Oh yes, there are also lots and lots of allusions and metaphors. Death in Venice is a protracted exercise in literary allusions, as are Sieglinde and Siegmund in The Blood of the Walsungs.

She kissed him on his closed eyelids; he kissed her on her throat, beneath the lace she wore. They kissed each other's hands. They loved each other with all the sweetness of the senses, each for the other's spoilt and costly well-being and delicious fragrance. They breathed it in, this fragrance, with languid and voluptuous abandon, like self-centred invalids, consoling themselves for the loss of hope. They forgot themselves in caresses, which took the upper hand, passing over the tumult of passion, dying away into sobbing...


Aww, that's so sweet and kind of steamy.

Oh, by the way, they're brother and sister.

So, from the incestuous Sieglinde and Siegmund to the tormented, angsty, artist Tonio Kröger to the doomed writer Gustav von Aschenbach in Death in Venice, there are an awful lot of whiners and people who are either having inappropriate sex or wallowing in misery thinking about people they want to have inappropriate sex with. This is stroke fiction for tormented German intellectuals. I really, really wanted to like this collection 'cause like I said, Thomas Mann is supposed to be epically great and I can't even...

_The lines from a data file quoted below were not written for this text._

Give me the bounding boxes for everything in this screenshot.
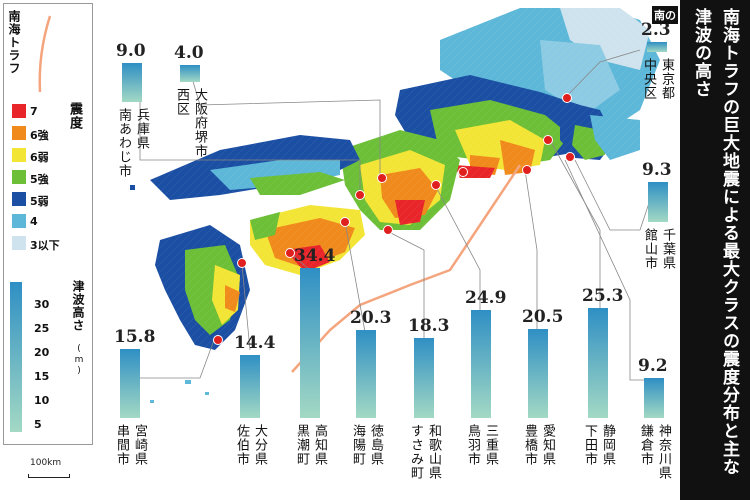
intensity-swatch — [12, 104, 26, 118]
tsunami-bar — [647, 41, 667, 52]
nankai-trough-line — [291, 164, 522, 373]
tsunami-height-value: 9.0 — [116, 40, 146, 61]
intensity-swatch — [12, 126, 26, 140]
city-label: 串間市 — [114, 424, 129, 466]
tsunami-bar — [588, 307, 608, 418]
intensity-swatch — [12, 192, 26, 206]
prefecture-label: 徳島県 — [368, 424, 383, 466]
tsunami-legend-title: 津波高さ — [71, 280, 85, 332]
clipped-title-fragment: 南の — [652, 6, 678, 24]
city-label: 館山市 — [642, 228, 657, 270]
figure-title: 南海トラフの巨大地震による最大クラスの震度分布と主な津波の高さ — [691, 8, 739, 476]
tsunami-bar — [120, 349, 140, 418]
city-label: 豊橋市 — [522, 424, 537, 466]
prefecture-label: 静岡県 — [600, 424, 615, 466]
intensity-label: 5強 — [30, 173, 49, 186]
intensity-label: 4 — [30, 215, 38, 228]
city-label: 黒潮町 — [294, 424, 309, 466]
tsunami-height-value: 15.8 — [114, 327, 156, 348]
tsunami-legend-unit: (m) — [74, 344, 84, 377]
tsunami-bar — [471, 309, 491, 418]
prefecture-label: 東京都 — [659, 58, 674, 100]
scale-bar-label: 100km — [30, 458, 62, 468]
tsunami-tick-label: 25 — [34, 322, 50, 335]
tsunami-height-colorbar — [10, 282, 22, 432]
title-panel — [680, 0, 750, 500]
city-label: 南あわじ市 — [116, 108, 131, 178]
prefecture-label: 神奈川県 — [656, 424, 671, 480]
tsunami-tick-label: 10 — [34, 394, 50, 407]
tsunami-height-value: 18.3 — [408, 316, 450, 337]
intensity-label: 5弱 — [30, 195, 49, 208]
city-label: すさみ町 — [408, 424, 423, 480]
tsunami-bar — [122, 62, 142, 102]
intensity-label: 6弱 — [30, 151, 49, 164]
tsunami-height-value: 34.4 — [294, 246, 336, 267]
tsunami-tick-label: 20 — [34, 346, 50, 359]
tsunami-bar — [300, 268, 320, 418]
tsunami-height-value: 24.9 — [465, 287, 507, 308]
prefecture-label: 和歌山県 — [426, 424, 441, 480]
tsunami-bar — [648, 181, 668, 222]
scale-bar — [28, 474, 70, 478]
tsunami-tick-label: 15 — [34, 370, 50, 383]
prefecture-label: 高知県 — [312, 424, 327, 466]
tsunami-bar — [528, 328, 548, 418]
trough-legend-swatch — [38, 15, 52, 93]
tsunami-bar — [644, 377, 664, 418]
prefecture-label: 大分県 — [252, 424, 267, 466]
tsunami-height-value: 14.4 — [234, 333, 276, 354]
tsunami-bar — [414, 338, 434, 418]
prefecture-label: 千葉県 — [660, 228, 675, 270]
tsunami-bar — [180, 64, 200, 82]
tsunami-height-value: 20.5 — [522, 306, 564, 327]
city-label: 西区 — [174, 88, 189, 116]
prefecture-label: 宮崎県 — [132, 424, 147, 466]
prefecture-label: 愛知県 — [540, 424, 555, 466]
intensity-label: 3以下 — [30, 239, 60, 252]
tsunami-height-value: 20.3 — [350, 307, 392, 328]
intensity-label: 7 — [30, 105, 38, 118]
legend-panel: 南海トラフ 震度 7 6強 6弱 5強 5弱 4 3以下 30 25 20 15 10 5 津波高さ … — [3, 3, 93, 445]
prefecture-label: 三重県 — [483, 424, 498, 466]
tsunami-bar — [240, 355, 260, 418]
intensity-swatch — [12, 148, 26, 162]
intensity-label: 6強 — [30, 129, 49, 142]
intensity-swatch — [12, 214, 26, 228]
city-label: 鳥羽市 — [465, 424, 480, 466]
trough-legend-label: 南海トラフ — [7, 10, 21, 75]
city-label: 鎌倉市 — [638, 424, 653, 466]
tsunami-height-value: 4.0 — [174, 42, 204, 63]
tsunami-height-value: 2.3 — [641, 19, 671, 40]
prefecture-label: 大阪府堺市 — [192, 88, 207, 158]
tsunami-height-value: 25.3 — [582, 285, 624, 306]
intensity-swatch — [12, 170, 26, 184]
city-label: 佐伯市 — [234, 424, 249, 466]
tsunami-tick-label: 30 — [34, 298, 50, 311]
tsunami-tick-label: 5 — [34, 418, 42, 431]
tsunami-height-value: 9.2 — [638, 355, 668, 376]
intensity-legend-title: 震度 — [67, 102, 82, 130]
prefecture-label: 兵庫県 — [134, 108, 149, 150]
city-label: 下田市 — [582, 424, 597, 466]
city-label: 中央区 — [641, 58, 656, 100]
location-markers — [213, 93, 575, 345]
tsunami-height-value: 9.3 — [642, 159, 672, 180]
intensity-swatch — [12, 236, 26, 250]
tsunami-bar — [356, 329, 376, 418]
city-label: 海陽町 — [350, 424, 365, 466]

This collection included the following stories, of which only a couple left an impression on me and the rest kind of passed over me as I sank into a glazed stupor:


The Will for Happiness
Tristan
Little Herr Friedemann
Tobias Mindernickel
Little Lizzy
Gladius Dei
The Starvelings: A Study
The Wunderkind
Harsh Hours
Tonio Kröger
The Blood of the Walsungs
Death in Venice


Okay, go ahead and tell me I'm an uncultured peasant. But I'm starting to think I just don't like German literature. I still need to give Hermann Hesse one more shot, and maybe, maybe, I will try one of Thomas Mann's novels. But not any time soon. I am giving this 2 stars, which I'm sure is a crime against the Aesir, but even though I normally rate books based on a combination of how well I enjoyed them and how well-written I think they are, and Mann is a great writer, I can see that, 3 stars would mean that I didn't find the experience completely unenjoyable, and frankly, I was dying to be done with this.